Locally, a number of network managers are reporting a large number of hits from infected servers -- at one point up to 200 a minute on a number of sites around New Zealand. Brian Gibbons director of Outersite Technology, an Auckland-based internet solutions company, says end users may start to notice internet traffic problems because of the worm's proliferation. "Going to the States at the moment is pretty slow."
He says if an end user with a broadband connection gets infected they could end up with a very large bill from their ISP for bandwidth charges.
"Code Red could easily burn bandwidth at NZ$300 (US$125) per hour. It's fairly scary to come back on Monday to find your box has burnt NZ$15,000 over the weekend."
Gibbons says ISPs should do more to warn end users about the dangers of an "always on" connection but even dial-up users are at risk.
"You've only got to put a modem into a Windows 2000 server, which is temporarily connected to the internet and by default you've exposed yourself to Code Red."
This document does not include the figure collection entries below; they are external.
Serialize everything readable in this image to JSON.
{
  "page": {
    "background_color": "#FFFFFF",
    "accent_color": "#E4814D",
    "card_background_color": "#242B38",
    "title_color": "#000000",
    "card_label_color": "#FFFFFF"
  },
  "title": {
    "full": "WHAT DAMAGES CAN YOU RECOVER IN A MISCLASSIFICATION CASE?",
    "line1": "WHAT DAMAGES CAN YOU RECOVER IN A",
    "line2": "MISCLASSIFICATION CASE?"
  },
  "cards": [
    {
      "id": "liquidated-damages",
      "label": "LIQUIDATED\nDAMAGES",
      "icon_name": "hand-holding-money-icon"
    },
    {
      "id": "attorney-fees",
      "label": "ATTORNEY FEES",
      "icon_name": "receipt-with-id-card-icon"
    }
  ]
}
Designed to attack webservers that run Microsoft's Internet Information Server (IIS) and haven't had the security patch applied, Code Red infected over 300,000 machines last month. A second wave of attacks hit around half that number in the first few days of August.
Code Red 3.0 is not related to the original, according to security monitoring website Incidents.org, but is instead an entirely new worm that works along similar lines. It is far more aggressive in nature than the first Code Red or the subsequent variation. Incidents.org is reporting that "due to the more malicious actions of this worm, patching and rebooting an infected server is no longer sufficient to clean the system".